Key Technological Factors Influencing Behavior
- Mobile Devices: Provide 24/7 online access anywhere there’s signal.
- Notifications and Alerts: Give a steady drip of dopamine or induce desire for more.
- Dopamine Function: Focused on the anticipation of pleasure rather than pleasure itself.
- Persuasion Technology: Specifically aimed at forging new habits and keeping users hooked.
Tech That Keeps Us Clicking
While personal computers, the internet, and mobile phones were achieving widespread use, people were already trying to figure out how to harness these technologies to influence the behavior of consumers. Today, companies measure user behavior to design products that “are not just persuasive, but specifically aimed at forging new habits.” In other words, companies want your life to be actively affected by their products in a way that keeps you coming back and keeps you hooked.
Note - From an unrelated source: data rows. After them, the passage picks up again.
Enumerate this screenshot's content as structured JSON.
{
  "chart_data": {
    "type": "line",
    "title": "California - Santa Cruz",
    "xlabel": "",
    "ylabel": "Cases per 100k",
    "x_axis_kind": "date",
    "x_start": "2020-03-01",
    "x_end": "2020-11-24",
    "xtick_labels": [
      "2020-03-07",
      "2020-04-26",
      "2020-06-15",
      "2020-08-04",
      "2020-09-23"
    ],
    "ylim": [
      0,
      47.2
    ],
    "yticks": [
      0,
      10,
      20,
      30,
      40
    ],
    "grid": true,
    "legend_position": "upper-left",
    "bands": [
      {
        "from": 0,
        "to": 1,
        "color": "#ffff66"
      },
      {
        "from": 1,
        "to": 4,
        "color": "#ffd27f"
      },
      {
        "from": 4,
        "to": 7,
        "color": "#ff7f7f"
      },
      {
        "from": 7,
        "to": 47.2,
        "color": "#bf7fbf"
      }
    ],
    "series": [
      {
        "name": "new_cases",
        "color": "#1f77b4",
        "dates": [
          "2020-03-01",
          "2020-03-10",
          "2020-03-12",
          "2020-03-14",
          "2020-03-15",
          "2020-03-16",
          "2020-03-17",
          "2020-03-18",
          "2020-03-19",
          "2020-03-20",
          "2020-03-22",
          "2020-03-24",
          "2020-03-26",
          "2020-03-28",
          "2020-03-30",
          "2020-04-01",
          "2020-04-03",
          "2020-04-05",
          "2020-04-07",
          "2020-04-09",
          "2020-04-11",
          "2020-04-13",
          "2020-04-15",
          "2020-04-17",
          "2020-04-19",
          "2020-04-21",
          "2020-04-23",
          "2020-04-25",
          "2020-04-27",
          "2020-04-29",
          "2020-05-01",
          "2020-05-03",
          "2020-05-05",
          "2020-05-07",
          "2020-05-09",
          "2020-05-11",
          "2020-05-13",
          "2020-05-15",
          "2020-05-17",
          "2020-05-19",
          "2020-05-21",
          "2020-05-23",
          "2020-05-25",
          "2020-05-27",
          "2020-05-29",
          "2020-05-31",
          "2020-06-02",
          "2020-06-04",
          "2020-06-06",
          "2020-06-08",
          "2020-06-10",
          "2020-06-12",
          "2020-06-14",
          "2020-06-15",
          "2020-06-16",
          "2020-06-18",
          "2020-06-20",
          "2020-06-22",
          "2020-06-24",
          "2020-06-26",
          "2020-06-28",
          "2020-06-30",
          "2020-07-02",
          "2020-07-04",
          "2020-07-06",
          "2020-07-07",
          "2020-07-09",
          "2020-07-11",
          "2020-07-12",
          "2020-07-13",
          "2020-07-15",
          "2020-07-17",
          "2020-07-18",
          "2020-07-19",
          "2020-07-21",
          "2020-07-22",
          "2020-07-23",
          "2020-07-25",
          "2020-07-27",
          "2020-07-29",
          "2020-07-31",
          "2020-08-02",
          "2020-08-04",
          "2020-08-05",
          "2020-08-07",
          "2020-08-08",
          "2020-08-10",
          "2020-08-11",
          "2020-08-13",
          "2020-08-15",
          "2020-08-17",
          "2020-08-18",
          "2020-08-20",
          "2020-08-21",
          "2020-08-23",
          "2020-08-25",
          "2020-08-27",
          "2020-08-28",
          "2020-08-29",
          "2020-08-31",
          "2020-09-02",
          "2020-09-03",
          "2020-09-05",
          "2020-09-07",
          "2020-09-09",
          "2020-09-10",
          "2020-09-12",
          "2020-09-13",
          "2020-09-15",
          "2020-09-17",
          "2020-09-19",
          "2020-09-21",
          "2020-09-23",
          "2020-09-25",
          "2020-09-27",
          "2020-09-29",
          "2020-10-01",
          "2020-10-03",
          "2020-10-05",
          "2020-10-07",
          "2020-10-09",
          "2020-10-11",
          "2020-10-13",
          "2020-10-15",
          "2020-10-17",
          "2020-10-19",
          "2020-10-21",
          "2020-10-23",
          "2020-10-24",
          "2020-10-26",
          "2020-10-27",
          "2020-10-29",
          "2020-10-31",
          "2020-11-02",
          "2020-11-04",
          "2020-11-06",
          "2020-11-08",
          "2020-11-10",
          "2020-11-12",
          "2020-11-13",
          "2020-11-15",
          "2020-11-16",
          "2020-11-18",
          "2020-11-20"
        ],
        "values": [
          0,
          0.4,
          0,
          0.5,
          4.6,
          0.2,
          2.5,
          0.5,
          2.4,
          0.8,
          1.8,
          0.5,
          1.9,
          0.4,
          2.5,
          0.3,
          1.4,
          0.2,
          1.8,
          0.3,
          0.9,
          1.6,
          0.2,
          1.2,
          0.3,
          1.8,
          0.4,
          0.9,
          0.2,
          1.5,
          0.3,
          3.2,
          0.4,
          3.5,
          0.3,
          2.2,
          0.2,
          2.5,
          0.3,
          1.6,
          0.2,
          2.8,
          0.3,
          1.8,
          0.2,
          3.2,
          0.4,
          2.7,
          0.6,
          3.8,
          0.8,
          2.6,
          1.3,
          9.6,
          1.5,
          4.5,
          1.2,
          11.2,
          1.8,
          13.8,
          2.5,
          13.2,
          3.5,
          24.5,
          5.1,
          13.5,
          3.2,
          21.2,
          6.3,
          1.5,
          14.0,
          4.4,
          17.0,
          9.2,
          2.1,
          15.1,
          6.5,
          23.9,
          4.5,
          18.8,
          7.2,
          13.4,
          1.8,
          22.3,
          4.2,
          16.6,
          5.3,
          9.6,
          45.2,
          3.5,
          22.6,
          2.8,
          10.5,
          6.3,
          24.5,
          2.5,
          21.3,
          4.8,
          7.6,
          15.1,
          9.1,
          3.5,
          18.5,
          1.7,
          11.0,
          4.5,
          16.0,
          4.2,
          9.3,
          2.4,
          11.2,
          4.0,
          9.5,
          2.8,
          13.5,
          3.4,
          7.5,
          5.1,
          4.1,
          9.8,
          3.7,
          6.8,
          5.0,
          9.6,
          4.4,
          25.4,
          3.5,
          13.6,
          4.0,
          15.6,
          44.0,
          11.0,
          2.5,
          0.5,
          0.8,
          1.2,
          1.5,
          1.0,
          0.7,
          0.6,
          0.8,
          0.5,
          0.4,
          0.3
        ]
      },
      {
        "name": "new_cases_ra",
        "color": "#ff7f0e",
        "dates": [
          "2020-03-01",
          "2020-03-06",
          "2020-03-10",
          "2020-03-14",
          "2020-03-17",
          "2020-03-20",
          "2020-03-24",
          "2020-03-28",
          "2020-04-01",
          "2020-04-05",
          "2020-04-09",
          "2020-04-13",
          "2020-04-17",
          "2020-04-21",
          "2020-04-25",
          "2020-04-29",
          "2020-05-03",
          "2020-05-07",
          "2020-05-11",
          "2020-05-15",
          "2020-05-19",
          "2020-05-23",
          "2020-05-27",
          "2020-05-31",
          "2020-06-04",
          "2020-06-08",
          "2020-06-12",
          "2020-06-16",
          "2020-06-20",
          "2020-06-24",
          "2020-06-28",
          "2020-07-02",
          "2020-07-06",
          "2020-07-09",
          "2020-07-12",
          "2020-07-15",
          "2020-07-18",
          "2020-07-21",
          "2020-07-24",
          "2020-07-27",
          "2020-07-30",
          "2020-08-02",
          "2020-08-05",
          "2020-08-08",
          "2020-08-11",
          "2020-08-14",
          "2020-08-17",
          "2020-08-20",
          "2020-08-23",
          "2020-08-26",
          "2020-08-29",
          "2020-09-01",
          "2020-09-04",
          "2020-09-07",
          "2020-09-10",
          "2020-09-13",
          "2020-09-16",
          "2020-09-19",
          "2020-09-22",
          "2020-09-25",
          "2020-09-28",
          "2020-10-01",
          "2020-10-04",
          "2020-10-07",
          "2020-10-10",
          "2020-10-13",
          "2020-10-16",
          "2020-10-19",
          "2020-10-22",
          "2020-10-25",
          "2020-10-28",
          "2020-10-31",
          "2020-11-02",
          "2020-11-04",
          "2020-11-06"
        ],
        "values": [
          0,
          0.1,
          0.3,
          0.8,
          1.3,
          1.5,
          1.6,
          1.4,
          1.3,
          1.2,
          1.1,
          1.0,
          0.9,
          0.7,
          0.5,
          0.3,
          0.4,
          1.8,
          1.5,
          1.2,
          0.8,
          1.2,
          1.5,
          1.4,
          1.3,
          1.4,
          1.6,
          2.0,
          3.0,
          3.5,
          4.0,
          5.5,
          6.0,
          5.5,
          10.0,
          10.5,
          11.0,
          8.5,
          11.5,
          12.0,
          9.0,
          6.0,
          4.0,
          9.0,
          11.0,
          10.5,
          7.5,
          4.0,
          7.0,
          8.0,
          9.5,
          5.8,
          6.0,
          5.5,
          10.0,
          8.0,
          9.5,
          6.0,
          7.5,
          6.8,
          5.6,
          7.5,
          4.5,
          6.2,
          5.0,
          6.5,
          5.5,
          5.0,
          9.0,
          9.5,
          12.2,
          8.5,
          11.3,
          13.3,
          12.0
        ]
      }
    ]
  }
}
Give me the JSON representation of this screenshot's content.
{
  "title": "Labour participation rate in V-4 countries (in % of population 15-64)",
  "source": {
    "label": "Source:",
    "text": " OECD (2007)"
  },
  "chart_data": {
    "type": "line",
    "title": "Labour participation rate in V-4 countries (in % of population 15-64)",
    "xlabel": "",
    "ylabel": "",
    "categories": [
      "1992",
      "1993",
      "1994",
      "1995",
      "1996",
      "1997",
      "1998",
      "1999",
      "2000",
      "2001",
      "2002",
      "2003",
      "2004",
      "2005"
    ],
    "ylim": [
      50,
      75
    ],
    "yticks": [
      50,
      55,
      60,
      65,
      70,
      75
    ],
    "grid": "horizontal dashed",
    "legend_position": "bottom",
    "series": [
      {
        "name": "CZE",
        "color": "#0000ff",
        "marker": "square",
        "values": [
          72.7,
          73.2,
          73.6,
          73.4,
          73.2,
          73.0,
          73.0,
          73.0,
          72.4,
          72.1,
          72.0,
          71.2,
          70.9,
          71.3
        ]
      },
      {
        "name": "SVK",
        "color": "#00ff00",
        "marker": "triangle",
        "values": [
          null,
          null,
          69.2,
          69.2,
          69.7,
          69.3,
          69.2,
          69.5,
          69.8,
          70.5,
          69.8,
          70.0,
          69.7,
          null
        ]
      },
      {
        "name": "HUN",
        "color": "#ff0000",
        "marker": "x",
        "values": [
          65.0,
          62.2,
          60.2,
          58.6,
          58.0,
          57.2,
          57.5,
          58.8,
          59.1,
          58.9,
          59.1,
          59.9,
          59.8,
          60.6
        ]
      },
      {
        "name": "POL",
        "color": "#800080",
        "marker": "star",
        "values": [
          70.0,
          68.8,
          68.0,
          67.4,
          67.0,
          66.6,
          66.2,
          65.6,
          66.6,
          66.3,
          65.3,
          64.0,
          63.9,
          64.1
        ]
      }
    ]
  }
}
Advertisers use these persuasive techs to optimize for the most clicks, putting up sexualized, weird, or cute images just to get us to click through. Again, there’s this anticipation of what awaits on the other side of that click. Again, there’s a release of dopamine. And, that’s not too far off from a porn consumer getting a neurological dopamine rush for clicking through to the next image or video on a porn site. Persuasion technology is sold as a way to provide consumers with a more personalized, relevant online experience. Ultimately, though, persuasion technology’s main purpose is money and profits for the company using it.